# Tribute leisure battery not charging?



## 100560 (Aug 16, 2006)

This may be a silly question, but here goes. We took our Tribute (2006 model) out yesterday, stopped to make a cuppa, and there were no electrics working. The leisure battery is flat. First thought was fuses, but they seem to be OK. Any ideas please? Thanks.


----------



## 105062 (Jun 10, 2007)

Hi, have you seen my post
http://www.motorhomefacts.com/ftopic-31125.html
Do you have the sticky relay ?
Is the battery switched off on the isolator ?
If you put a meter across your battery and start the van engine you should see a voltage rise as the alternator charges it. if not and your van battery is ok then your vehicle charging circuit is ok and is something specific to the leisure batt. 
Dost it charge on 240v hook up ?

Does your control unit indicate if the batt is charging ?

Is the battery nackered ? ie if you take it off and use a car charger, not the one on the vehicle, and after 24 hours charge its still flatish! or take it to one of the car shops that advertise a free battery check.

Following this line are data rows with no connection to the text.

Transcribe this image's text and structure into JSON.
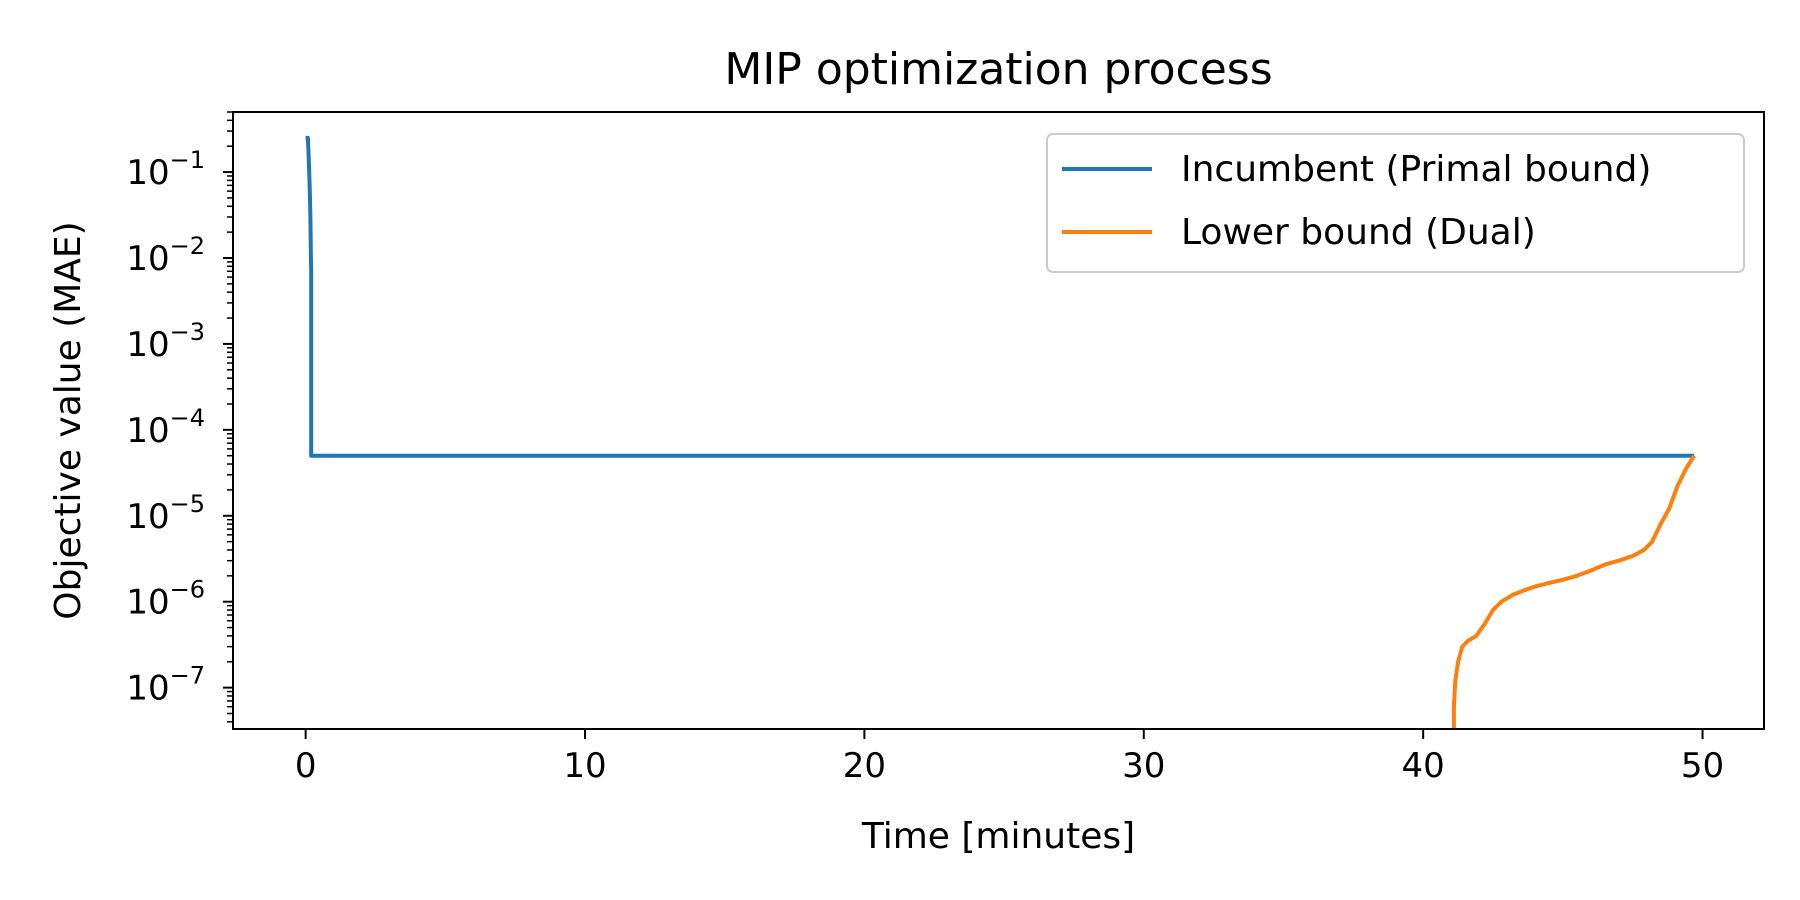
{
  "chart_data": {
    "type": "line",
    "title": "MIP optimization process",
    "xlabel": "Time [minutes]",
    "ylabel": "Objective value (MAE)",
    "xlim": [
      -2.6,
      52.2
    ],
    "ylim": [
      3.3e-08,
      0.5
    ],
    "yscale": "log",
    "grid": false,
    "legend_position": "upper right",
    "x_ticks": [
      0,
      10,
      20,
      30,
      40,
      50
    ],
    "x_tick_labels": [
      "0",
      "10",
      "20",
      "30",
      "40",
      "50"
    ],
    "y_tick_exponents": [
      -1,
      -2,
      -3,
      -4,
      -5,
      -6,
      -7
    ],
    "series": [
      {
        "name": "Incumbent (Primal bound)",
        "color": "#1f77b4",
        "x": [
          0.0,
          0.08,
          0.1,
          0.12,
          0.15,
          0.17,
          0.19,
          0.2,
          0.2,
          49.7
        ],
        "y": [
          0.25,
          0.25,
          0.18,
          0.12,
          0.06,
          0.03,
          0.01,
          0.0075,
          5e-05,
          5e-05
        ]
      },
      {
        "name": "Lower bound (Dual)",
        "color": "#ff7f0e",
        "x": [
          41.1,
          41.1,
          41.15,
          41.25,
          41.4,
          41.6,
          41.9,
          42.2,
          42.5,
          42.8,
          43.2,
          43.6,
          44.0,
          44.5,
          45.0,
          45.5,
          46.0,
          46.5,
          47.0,
          47.5,
          47.9,
          48.2,
          48.5,
          48.8,
          49.1,
          49.4,
          49.7
        ],
        "y": [
          3.3e-08,
          6e-08,
          1.2e-07,
          2e-07,
          3e-07,
          3.5e-07,
          4e-07,
          5.5e-07,
          8e-07,
          1e-06,
          1.2e-06,
          1.35e-06,
          1.5e-06,
          1.65e-06,
          1.8e-06,
          2e-06,
          2.3e-06,
          2.7e-06,
          3e-06,
          3.4e-06,
          4e-06,
          5e-06,
          8e-06,
          1.2e-05,
          2.2e-05,
          3.5e-05,
          5e-05
        ]
      }
    ]
  }
}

Hope some of this helps mate! :idea:


----------



## 100560 (Aug 16, 2006)

Thanks for that.
Under the driver's seat, I found a whole host of wires from the transformer, which should have been tightened down to the foor, loose because the screw must have vibrated free.
So ... chances are the leisure battery is flat, question is whether or not it can be resurrected.
Everything works on 240v hook-up and the panel shows continuous sequence of lghts from red to 3rd green - presumably showing charging is in progress?
I'd love to get the battery out but can't shift the seat mounting screws for love nor money :roll:


----------